Whale Rescued By Surfer
Whale Rescued By Surfer
Local Va Beach Fishermen, Captain “Pat Foster” and Mate “Adrian Colaprete”, of the “Wave Runner” charter fishing boat based out of Ruddee Inlet, rescue endangered Northern Right Whale.
They were off the coast of Virginia Beach yesterday about 50 miles helping a team of scientists conduct research studies offshore. Pat spotted a whale swimming irregularly in the distance and decided to have a closer look. The team identified the whale as an endangered species of the Northern Right Whale and noted the whale was in serious danger. The whale was tangled in some sort of fishing ropes or trap line and was slowly dragging the fishing gear behind it.
Pat and Adrian decided they would have to try and assess the situation a little further and find out if they could do something to help the whale. After patterning the whales movements the team decided Adrian would get in the water with the whale and take a closer look. When Adrian swam up to the whale he sensed the whale was welcoming his help and he made the decision to cut the rope tangling the whale to the line of fishing gear. After the rope was cut the tangled fishing gear sank to the bottom of the ocean and the whale swam away free.

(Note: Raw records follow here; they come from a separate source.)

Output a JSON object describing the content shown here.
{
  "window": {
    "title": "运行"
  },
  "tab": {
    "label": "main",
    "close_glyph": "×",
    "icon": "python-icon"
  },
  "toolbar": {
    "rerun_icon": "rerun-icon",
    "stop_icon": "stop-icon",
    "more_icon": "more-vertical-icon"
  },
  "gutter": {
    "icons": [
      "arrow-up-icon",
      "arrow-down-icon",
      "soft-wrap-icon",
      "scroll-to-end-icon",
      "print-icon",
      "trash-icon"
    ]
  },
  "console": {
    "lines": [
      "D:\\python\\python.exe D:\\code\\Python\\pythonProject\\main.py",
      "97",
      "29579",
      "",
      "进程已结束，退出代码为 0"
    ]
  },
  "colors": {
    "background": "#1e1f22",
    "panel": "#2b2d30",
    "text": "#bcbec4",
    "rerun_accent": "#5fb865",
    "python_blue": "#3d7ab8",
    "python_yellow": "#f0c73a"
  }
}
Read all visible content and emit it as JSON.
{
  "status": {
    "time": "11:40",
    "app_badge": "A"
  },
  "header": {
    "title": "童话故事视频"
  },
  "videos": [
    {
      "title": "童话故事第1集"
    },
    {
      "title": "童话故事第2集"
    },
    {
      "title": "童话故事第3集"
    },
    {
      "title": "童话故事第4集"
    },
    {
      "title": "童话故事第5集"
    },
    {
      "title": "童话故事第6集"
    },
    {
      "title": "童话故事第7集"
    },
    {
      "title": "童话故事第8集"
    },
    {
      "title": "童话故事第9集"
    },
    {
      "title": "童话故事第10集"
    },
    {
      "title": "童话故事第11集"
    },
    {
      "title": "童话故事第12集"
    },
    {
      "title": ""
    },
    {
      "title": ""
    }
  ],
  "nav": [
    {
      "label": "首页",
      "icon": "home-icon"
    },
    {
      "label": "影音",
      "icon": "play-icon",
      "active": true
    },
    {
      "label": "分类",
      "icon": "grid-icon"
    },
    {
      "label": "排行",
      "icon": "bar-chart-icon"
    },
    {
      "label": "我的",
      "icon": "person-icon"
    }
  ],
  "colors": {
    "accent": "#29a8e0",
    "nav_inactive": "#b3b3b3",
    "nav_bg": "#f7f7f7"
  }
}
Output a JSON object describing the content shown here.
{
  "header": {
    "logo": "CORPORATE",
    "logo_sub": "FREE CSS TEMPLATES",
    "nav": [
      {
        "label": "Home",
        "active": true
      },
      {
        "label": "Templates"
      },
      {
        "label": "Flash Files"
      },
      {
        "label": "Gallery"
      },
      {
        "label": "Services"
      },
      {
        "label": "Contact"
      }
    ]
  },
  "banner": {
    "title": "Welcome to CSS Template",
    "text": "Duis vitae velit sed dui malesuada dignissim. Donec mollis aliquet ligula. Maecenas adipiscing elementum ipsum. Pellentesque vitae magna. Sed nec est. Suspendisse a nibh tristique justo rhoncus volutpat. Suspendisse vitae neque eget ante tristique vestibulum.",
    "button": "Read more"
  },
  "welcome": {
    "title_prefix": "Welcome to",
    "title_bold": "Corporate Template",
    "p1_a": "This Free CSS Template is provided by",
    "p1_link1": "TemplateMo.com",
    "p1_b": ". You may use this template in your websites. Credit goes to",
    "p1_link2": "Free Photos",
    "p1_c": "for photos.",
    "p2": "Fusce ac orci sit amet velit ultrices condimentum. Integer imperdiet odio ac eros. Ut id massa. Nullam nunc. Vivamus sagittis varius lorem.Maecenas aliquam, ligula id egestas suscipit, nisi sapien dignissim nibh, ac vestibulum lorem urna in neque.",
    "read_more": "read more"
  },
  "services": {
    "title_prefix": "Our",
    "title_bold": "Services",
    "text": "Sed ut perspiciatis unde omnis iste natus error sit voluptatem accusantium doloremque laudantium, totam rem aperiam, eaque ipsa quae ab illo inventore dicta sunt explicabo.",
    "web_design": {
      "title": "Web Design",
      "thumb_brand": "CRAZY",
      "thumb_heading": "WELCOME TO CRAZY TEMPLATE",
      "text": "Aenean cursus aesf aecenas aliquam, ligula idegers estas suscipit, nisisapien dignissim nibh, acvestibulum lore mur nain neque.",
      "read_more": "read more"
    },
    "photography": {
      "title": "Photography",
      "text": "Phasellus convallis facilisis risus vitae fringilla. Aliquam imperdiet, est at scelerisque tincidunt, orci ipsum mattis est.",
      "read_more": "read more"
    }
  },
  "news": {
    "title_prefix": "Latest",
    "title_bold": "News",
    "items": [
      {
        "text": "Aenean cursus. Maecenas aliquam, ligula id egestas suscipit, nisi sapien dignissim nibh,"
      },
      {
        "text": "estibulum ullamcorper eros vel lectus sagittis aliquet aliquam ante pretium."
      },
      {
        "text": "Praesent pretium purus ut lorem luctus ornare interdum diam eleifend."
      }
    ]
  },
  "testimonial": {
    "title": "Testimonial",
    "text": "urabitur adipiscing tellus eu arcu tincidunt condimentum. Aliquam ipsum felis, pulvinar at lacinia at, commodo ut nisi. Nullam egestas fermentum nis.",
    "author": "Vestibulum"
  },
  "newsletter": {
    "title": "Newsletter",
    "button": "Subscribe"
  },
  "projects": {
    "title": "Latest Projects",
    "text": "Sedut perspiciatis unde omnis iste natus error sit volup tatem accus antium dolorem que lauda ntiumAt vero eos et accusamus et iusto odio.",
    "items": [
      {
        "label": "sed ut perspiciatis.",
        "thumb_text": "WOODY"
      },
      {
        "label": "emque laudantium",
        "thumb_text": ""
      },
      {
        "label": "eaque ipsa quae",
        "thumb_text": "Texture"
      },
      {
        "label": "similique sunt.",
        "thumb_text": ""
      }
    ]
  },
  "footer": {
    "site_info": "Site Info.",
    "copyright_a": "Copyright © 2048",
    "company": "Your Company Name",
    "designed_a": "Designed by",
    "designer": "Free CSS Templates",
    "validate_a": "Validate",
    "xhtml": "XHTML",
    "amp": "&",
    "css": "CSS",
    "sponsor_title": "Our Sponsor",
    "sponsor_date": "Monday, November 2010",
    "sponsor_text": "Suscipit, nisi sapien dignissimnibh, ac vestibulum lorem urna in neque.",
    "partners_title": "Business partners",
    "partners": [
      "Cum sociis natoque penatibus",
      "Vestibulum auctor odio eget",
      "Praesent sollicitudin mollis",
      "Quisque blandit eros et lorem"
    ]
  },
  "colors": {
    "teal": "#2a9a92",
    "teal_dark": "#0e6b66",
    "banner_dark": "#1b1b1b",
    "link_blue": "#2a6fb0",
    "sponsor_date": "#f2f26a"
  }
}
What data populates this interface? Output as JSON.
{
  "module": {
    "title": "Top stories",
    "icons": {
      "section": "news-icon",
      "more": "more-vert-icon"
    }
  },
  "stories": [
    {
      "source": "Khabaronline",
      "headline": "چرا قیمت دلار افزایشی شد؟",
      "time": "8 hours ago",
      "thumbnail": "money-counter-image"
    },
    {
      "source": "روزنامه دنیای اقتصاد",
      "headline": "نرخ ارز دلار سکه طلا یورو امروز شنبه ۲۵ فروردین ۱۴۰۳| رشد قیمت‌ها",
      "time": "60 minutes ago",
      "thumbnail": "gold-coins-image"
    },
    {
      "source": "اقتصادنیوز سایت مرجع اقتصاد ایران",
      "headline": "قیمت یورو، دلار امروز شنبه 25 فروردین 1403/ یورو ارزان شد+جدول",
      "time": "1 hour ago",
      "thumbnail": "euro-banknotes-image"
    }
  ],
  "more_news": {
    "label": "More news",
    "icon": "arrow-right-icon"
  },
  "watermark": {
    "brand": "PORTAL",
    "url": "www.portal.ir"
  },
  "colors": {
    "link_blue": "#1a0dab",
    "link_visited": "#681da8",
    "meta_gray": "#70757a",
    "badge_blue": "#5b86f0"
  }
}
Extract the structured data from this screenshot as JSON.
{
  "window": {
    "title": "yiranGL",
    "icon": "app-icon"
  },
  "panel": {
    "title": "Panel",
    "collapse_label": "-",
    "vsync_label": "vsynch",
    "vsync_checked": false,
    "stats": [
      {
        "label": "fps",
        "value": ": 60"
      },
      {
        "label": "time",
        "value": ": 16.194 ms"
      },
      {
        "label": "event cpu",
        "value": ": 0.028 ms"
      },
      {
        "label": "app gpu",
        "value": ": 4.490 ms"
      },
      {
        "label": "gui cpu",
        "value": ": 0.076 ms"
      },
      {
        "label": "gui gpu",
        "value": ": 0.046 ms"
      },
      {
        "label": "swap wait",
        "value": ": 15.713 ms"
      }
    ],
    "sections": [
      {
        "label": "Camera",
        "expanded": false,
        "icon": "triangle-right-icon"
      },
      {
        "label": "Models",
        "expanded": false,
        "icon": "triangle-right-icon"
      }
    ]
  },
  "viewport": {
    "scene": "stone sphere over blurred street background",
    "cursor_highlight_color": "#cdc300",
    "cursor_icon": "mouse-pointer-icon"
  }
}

It’s a happy ending to an amazing fish story!
Right Whales are the rarest of all large whales. There are several species of Right Whales and they are identified by enormous heads.
Right whales were named by whalers who identified them as the “right” whale to kill on a hunt. These whales had enormous value for their plentiful oil and baleen, which were used for corsets, buggy whips, and other contrivances. Because of their thick blubber, right whales also float accommodatingly after they have been killed. Populations of these whales were decimated during the whaling heydays of the 17th, 18th, and 19th centuries. During this period they came close to extinction.
All species of Right Whales are endangered and have enjoyed complete international protection since 1949.
The most common causes of mortality for Right Whales is due to getting tangled in fishing gear and ship collisions.
Northern Right Whales are the most endangered of all large whales. They number only several hundred, and populations do not appear to have grown in the decades since their protection began.
Because females do not become sexually mature until ten years of age and give birth to a single calf after a yearlong pregnancy, populations grow slowly.